All the disciples, except John, deserted Jesus and appear not to have been present at the cross. They had no faith in the spiritual purpose of Jesus’ mission, and did not remember that he had predicted his death and a resurrection. As the Gospels show that the idea of a suffering Messiah was unacceptable not just to the Jews but also to the disciples, it is not surprising that they fled when Jesus was crucified.
The resurrection accomplished
The Bible never explains how God works creatively, because we do not know, and would never be able to understand, his divine processes. So the Gospel writers do not attempt to explain how God raised Jesus from the dead, they simply report what they saw: The tomb was empty and the risen Lord appeared to individual disciples, to small groups of them, and even to a crowd of five hundred . Those people who refuse to believe in the resurrection need to provide an alternative explanation for both these facts. Those who assert that the appearances were caused by hallucination cannot explain the empty tomb, and those who insist that the empty tomb was due to fraud cannot explain the risen appearances. The Son’s risen appearances confirmed his resurrection and provided a series of occasions when he could teach his disciples about the kingdom in the light of his resurrection.
The resurrection proclaimed
In 1 Corinthians 15:3–11, the apostle Paul lists the appearances to authenticate the resurrection, describes his own experience, and then applies this in his general proclamation and application of the resurrection in 15:12–58. In this passage, he asserts that the Christian faith would be futile if Christ were not risen. For Paul, the resurrection is at the centre of his faith and his thinking, as well as at the centre of his experience.
The resurrection permeates through Paul’s teaching. For him, the resurrection of the Son was an indisputable fact of history and fundamental to his preaching. Paul, like us, had to learn about the resurrection from others, but Peter was an eye-witness. In 1 Peter 1:3 & 21–22 he shows its relationship with our new birth and our confidence in God. Peter was writing mainly to persecuted, suffering believers, and he promises them that their suffering will give way to the glory of the risen Christ. For Peter, the reality of the resurrection is the indispensable basis for hope. The apostle John was another eye-witness, and his book of Revelation centres on the risen Christ.
Without the resurrection, Jesus would have to be either a divine person who never really became human and who did not die, or a human person who was not divine, who died and did not rise. Only a resurrection guarantees the dual nature of Christ, and this is why it is vital to our understanding of the God the Son and central to our Christian faith.
We can understand the resurrection only as a supernatural act of God. Although Jesus claimed the power to take up his life after laying it down, in John 10:18, the New Testament never suggests that the resurrection was an independent act of Christ.

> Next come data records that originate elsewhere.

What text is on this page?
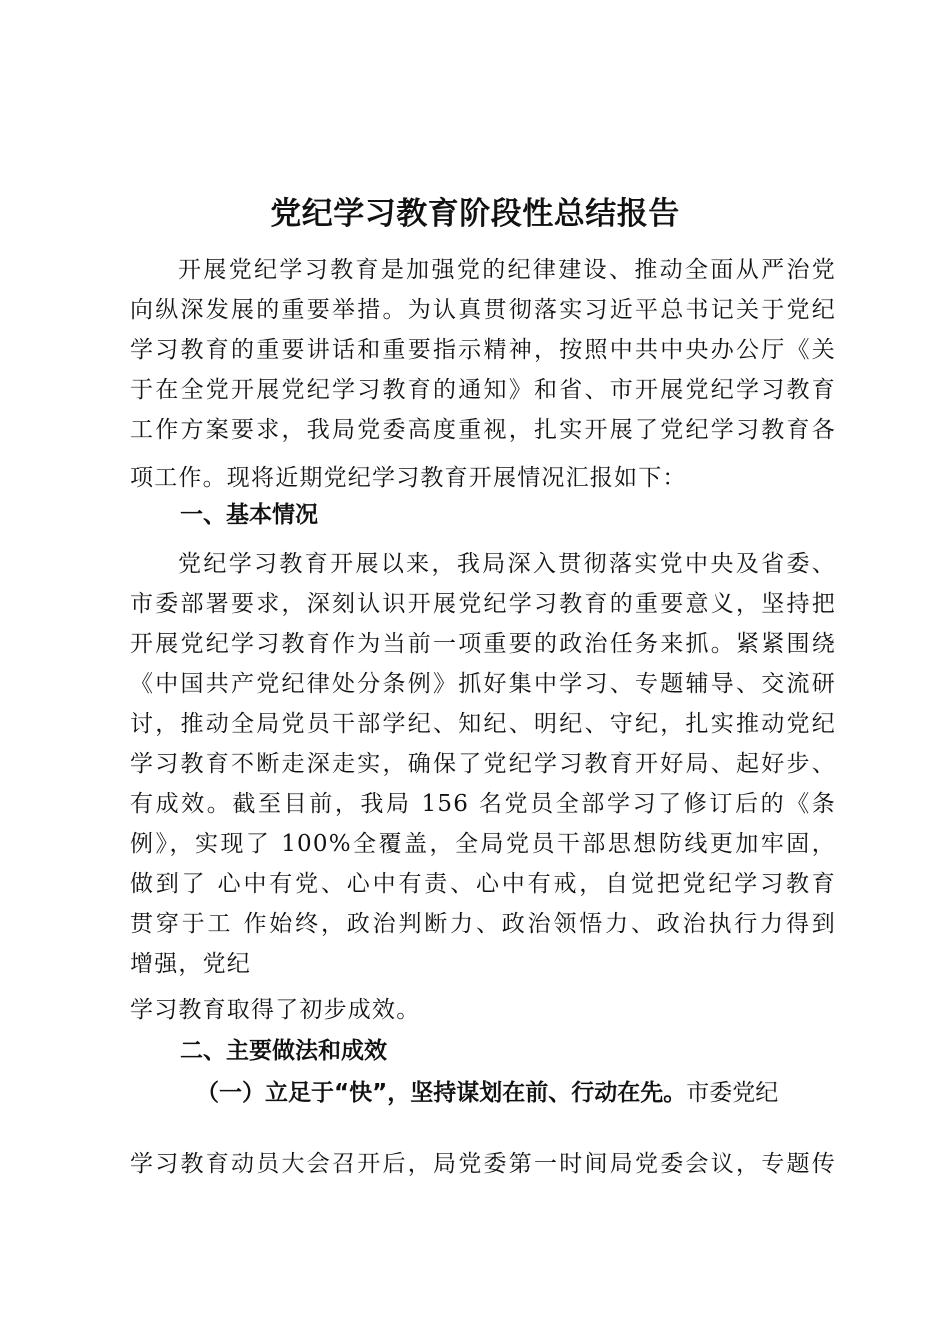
党纪学习教育阶段性总结报告

开展党纪学习教育是加强党的纪律建设、推动全面从严治党
向纵深发展的重要举措。为认真贯彻落实习近平总书记关于党纪
学习教育的重要讲话和重要指示精神，按照中共中央办公厅《关
于在全党开展党纪学习教育的通知》和省、市开展党纪学习教育
工作方案要求，我局党委高度重视，扎实开展了党纪学习教育各
项工作。现将近期党纪学习教育开展情况汇报如下：

一、基本情况

党纪学习教育开展以来，我局深入贯彻落实党中央及省委、
市委部署要求，深刻认识开展党纪学习教育的重要意义，坚持把
开展党纪学习教育作为当前一项重要的政治任务来抓。紧紧围绕
《中国共产党纪律处分条例》抓好集中学习、专题辅导、交流研
讨，推动全局党员干部学纪、知纪、明纪、守纪，扎实推动党纪
学习教育不断走深走实，确保了党纪学习教育开好局、起好步、
有成效。截至目前，我局 156 名党员全部学习了修订后的《条
例》，实现了 100%全覆盖，全局党员干部思想防线更加牢固，
做到了 心中有党、心中有责、心中有戒，自觉把党纪学习教育
贯穿于工 作始终，政治判断力、政治领悟力、政治执行力得到
增强，党纪

学习教育取得了初步成效。

二、主要做法和成效
（一）立足于“快”，坚持谋划在前、行动在先。市委党纪

学习教育动员大会召开后，局党委第一时间局党委会议，专题传
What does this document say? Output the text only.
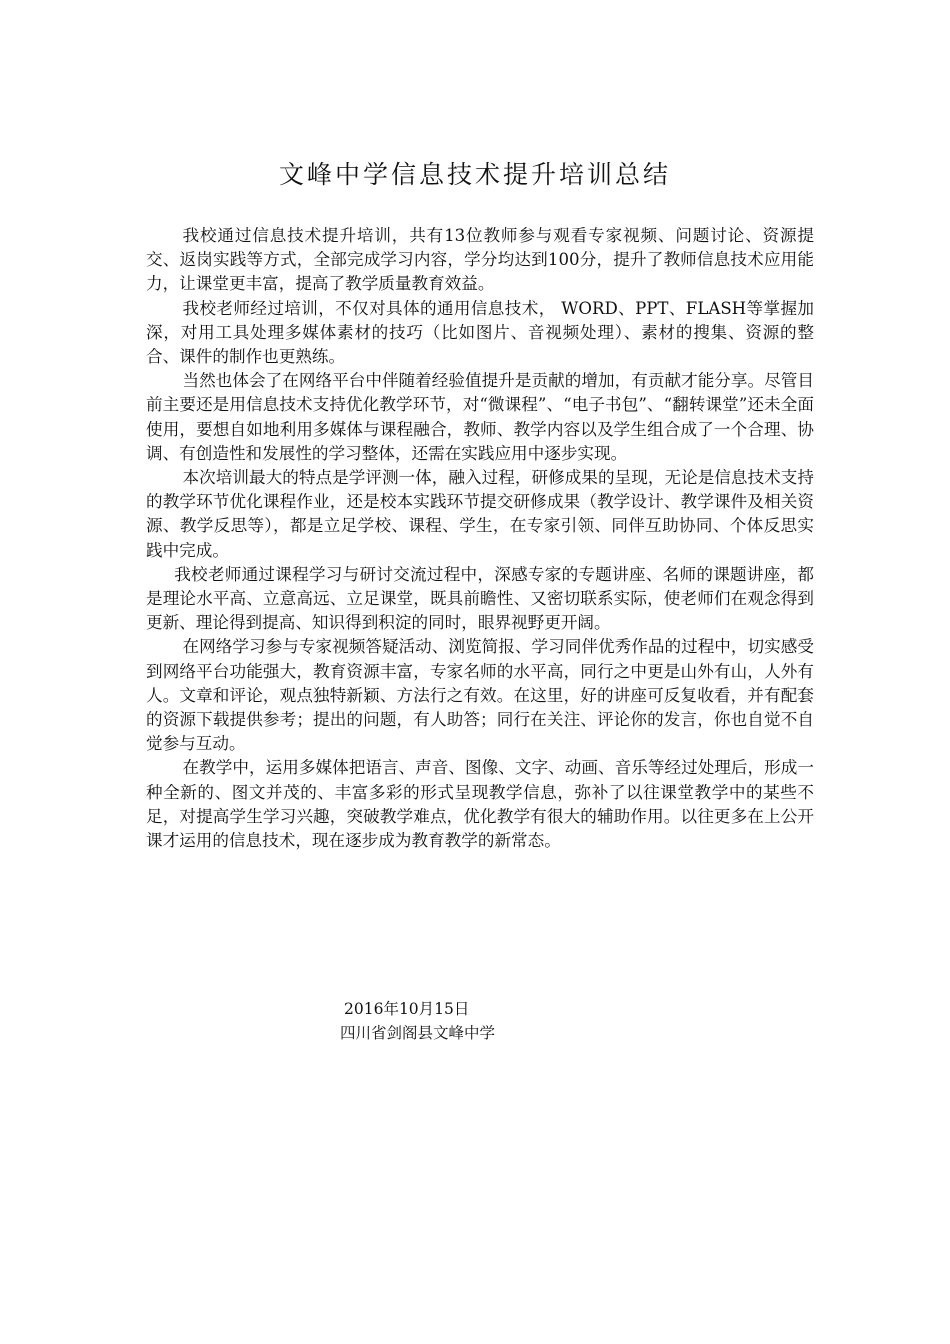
文峰中学信息技术提升培训总结

我校通过信息技术提升培训，共有13位教师参与观看专家视频、问题讨论、资源提交、返岗实践等方式，全部完成学习内容，学分均达到100分，提升了教师信息技术应用能力，让课堂更丰富，提高了教学质量教育效益。

我校老师经过培训，不仅对具体的通用信息技术， WORD、PPT、FLASH等掌握加深，对用工具处理多媒体素材的技巧（比如图片、音视频处理）、素材的搜集、资源的整合、课件的制作也更熟练。

当然也体会了在网络平台中伴随着经验值提升是贡献的增加，有贡献才能分享。尽管目前主要还是用信息技术支持优化教学环节，对“微课程”、“电子书包”、“翻转课堂”还未全面使用，要想自如地利用多媒体与课程融合，教师、教学内容以及学生组合成了一个合理、协调、有创造性和发展性的学习整体，还需在实践应用中逐步实现。

本次培训最大的特点是学评测一体，融入过程，研修成果的呈现，无论是信息技术支持的教学环节优化课程作业，还是校本实践环节提交研修成果（教学设计、教学课件及相关资源、教学反思等），都是立足学校、课程、学生，在专家引领、同伴互助协同、个体反思实践中完成。

我校老师通过课程学习与研讨交流过程中，深感专家的专题讲座、名师的课题讲座，都是理论水平高、立意高远、立足课堂，既具前瞻性、又密切联系实际，使老师们在观念得到更新、理论得到提高、知识得到积淀的同时，眼界视野更开阔。

在网络学习参与专家视频答疑活动、浏览简报、学习同伴优秀作品的过程中，切实感受到网络平台功能强大，教育资源丰富，专家名师的水平高，同行之中更是山外有山，人外有人。文章和评论，观点独特新颖、方法行之有效。在这里，好的讲座可反复收看，并有配套的资源下载提供参考；提出的问题，有人助答；同行在关注、评论你的发言，你也自觉不自觉参与互动。

在教学中，运用多媒体把语言、声音、图像、文字、动画、音乐等经过处理后，形成一种全新的、图文并茂的、丰富多彩的形式呈现教学信息，弥补了以往课堂教学中的某些不足，对提高学生学习兴趣，突破教学难点，优化教学有很大的辅助作用。以往更多在上公开课才运用的信息技术，现在逐步成为教育教学的新常态。

2016年10月15日
四川省剑阁县文峰中学
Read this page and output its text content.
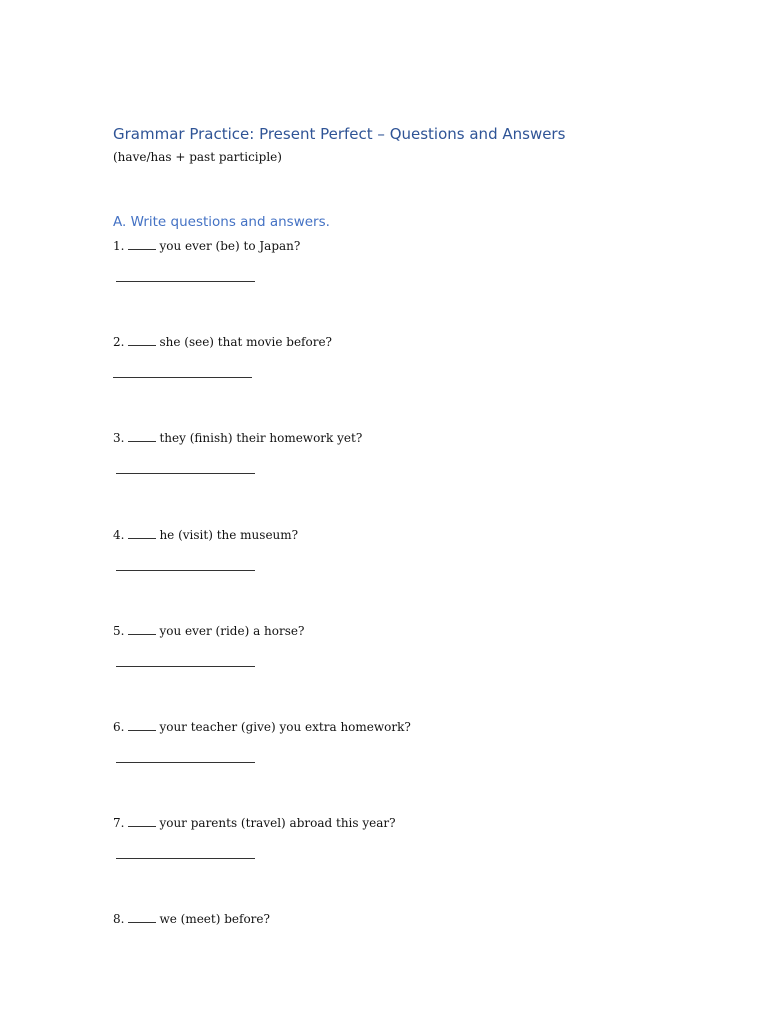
Grammar Practice: Present Perfect – Questions and Answers

(have/has + past participle)

A. Write questions and answers.
1.	you ever (be) to Japan?
2.	she (see) that movie before?
3.	they (finish) their homework yet?
4.	he (visit) the museum?
5.	you ever (ride) a horse?
6.	your teacher (give) you extra homework?
7.	your parents (travel) abroad this year?
8.	we (meet) before?
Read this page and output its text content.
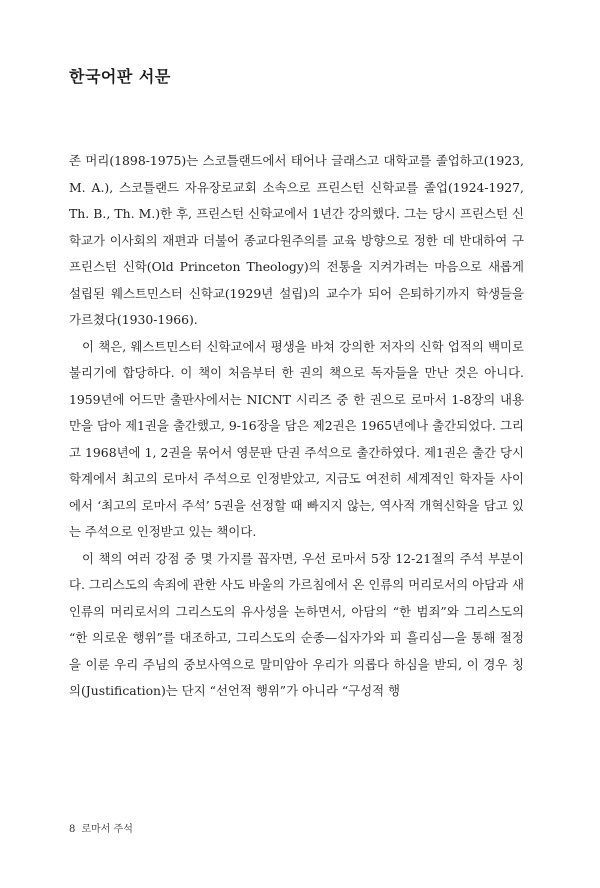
한국어판 서문

존 머리(1898-1975)는 스코틀랜드에서 태어나 글래스고 대학교를 졸업하고(1923, M. A.), 스코틀랜드 자유장로교회 소속으로 프린스턴 신학교를 졸업(1924-1927, Th. B., Th. M.)한 후, 프린스턴 신학교에서 1년간 강의했다. 그는 당시 프린스턴 신학교가 이사회의 재편과 더불어 종교다원주의를 교육 방향으로 정한 데 반대하여 구 프린스턴 신학(Old Princeton Theology)의 전통을 지켜가려는 마음으로 새롭게 설립된 웨스트민스터 신학교(1929년 설립)의 교수가 되어 은퇴하기까지 학생들을 가르쳤다(1930-1966).

이 책은, 웨스트민스터 신학교에서 평생을 바쳐 강의한 저자의 신학 업적의 백미로 불리기에 합당하다. 이 책이 처음부터 한 권의 책으로 독자들을 만난 것은 아니다. 1959년에 어드만 출판사에서는 NICNT 시리즈 중 한 권으로 로마서 1-8장의 내용만을 담아 제1권을 출간했고, 9-16장을 담은 제2권은 1965년에나 출간되었다. 그리고 1968년에 1, 2권을 묶어서 영문판 단권 주석으로 출간하였다. 제1권은 출간 당시 학계에서 최고의 로마서 주석으로 인정받았고, 지금도 여전히 세계적인 학자들 사이에서 ‘최고의 로마서 주석’ 5권을 선정할 때 빠지지 않는, 역사적 개혁신학을 담고 있는 주석으로 인정받고 있는 책이다.

이 책의 여러 강점 중 몇 가지를 꼽자면, 우선 로마서 5장 12-21절의 주석 부분이다. 그리스도의 속죄에 관한 사도 바울의 가르침에서 온 인류의 머리로서의 아담과 새 인류의 머리로서의 그리스도의 유사성을 논하면서, 아담의 “한 범죄”와 그리스도의 “한 의로운 행위”를 대조하고, 그리스도의 순종—십자가와 피 흘리심—을 통해 절정을 이룬 우리 주님의 중보사역으로 말미암아 우리가 의롭다 하심을 받되, 이 경우 칭의(Justification)는 단지 “선언적 행위”가 아니라 “구성적 행

8 로마서 주석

The power behind the resurrection was the power of God: it was a supreme display of divine power; it was the act which defeated death and checked corruption. By raising his Son from death to life, God provided humanity with a way from death to life – and this means that the resurrection is an essential part of God’s plan for our salvation.
But this is not all there is to the resurrection, for it also expresses God’s satisfaction with what Christ has done on the cross and vindicates his mission. If Christ had not been raised there would have been no visible proof that his death had accomplished anything.
On top of this, our assurance that Christ still cares for us today, and still intercedes for us, depends on his resurrection. His exalted position, his new name, his restored status, and his present activity, all depend upon his resurrection. As Paul states, without the Son’s resurrection, our faith would be meaningless and our hope would be futile.